In situations where use of online resources is prohibited, this includes prohibition of GPT/ AI. In situations where it is not prohibited (unless otherwise stated), you may use online search for reference, but the output you create must be your own. This includes situations where you may use GPT or other AI tools for searching and/ or reference, with the following provisos:
If you use GPT (ChatGPT or other, similar tools) you must also do the following:
- Submit your prompts for GPT (as a separate file) as part of your work
- Provide a confirming statement that GPT was used as reference only, and your work is original.
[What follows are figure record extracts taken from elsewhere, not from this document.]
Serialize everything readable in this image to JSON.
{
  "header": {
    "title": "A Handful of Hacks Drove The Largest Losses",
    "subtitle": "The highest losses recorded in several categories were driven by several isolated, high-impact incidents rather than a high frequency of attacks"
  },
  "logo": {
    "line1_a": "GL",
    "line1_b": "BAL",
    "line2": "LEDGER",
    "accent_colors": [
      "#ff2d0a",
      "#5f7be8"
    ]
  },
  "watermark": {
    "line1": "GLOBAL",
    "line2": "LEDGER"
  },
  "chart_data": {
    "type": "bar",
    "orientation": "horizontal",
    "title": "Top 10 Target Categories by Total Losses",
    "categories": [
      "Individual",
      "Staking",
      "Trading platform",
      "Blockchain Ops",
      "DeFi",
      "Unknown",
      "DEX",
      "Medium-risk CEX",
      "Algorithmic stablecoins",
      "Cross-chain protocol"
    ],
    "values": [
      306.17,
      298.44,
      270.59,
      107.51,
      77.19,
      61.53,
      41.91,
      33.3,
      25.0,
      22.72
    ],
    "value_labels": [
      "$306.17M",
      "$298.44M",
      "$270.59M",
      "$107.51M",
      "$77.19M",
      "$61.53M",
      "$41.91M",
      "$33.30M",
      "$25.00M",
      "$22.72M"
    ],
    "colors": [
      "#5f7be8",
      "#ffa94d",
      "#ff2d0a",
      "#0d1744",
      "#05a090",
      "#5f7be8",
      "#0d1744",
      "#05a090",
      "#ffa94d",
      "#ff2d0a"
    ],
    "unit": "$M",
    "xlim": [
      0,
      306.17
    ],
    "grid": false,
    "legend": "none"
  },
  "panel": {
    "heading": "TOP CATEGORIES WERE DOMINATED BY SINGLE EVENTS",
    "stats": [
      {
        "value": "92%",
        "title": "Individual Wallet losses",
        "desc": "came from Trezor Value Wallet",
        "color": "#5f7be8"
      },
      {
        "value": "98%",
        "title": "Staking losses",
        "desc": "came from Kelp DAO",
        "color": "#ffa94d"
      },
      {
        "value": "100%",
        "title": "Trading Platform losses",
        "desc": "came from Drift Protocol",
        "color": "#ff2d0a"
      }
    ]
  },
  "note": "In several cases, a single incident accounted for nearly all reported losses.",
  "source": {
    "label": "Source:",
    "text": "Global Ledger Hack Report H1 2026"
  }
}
- If ANY of your work is found to be copied (from online sources OR ChatGPT/ AI), you would be subject to serious penalties which could be one or more of the following:
- Zero on the assignment
- Zero on a full project
- “F” on the course
- Reported as plagiarism to the University and subsequent disciplinary action at the Institution level
In short - just don’t do it. It’s not worth the consequences to cheat (and it’s not ethical)!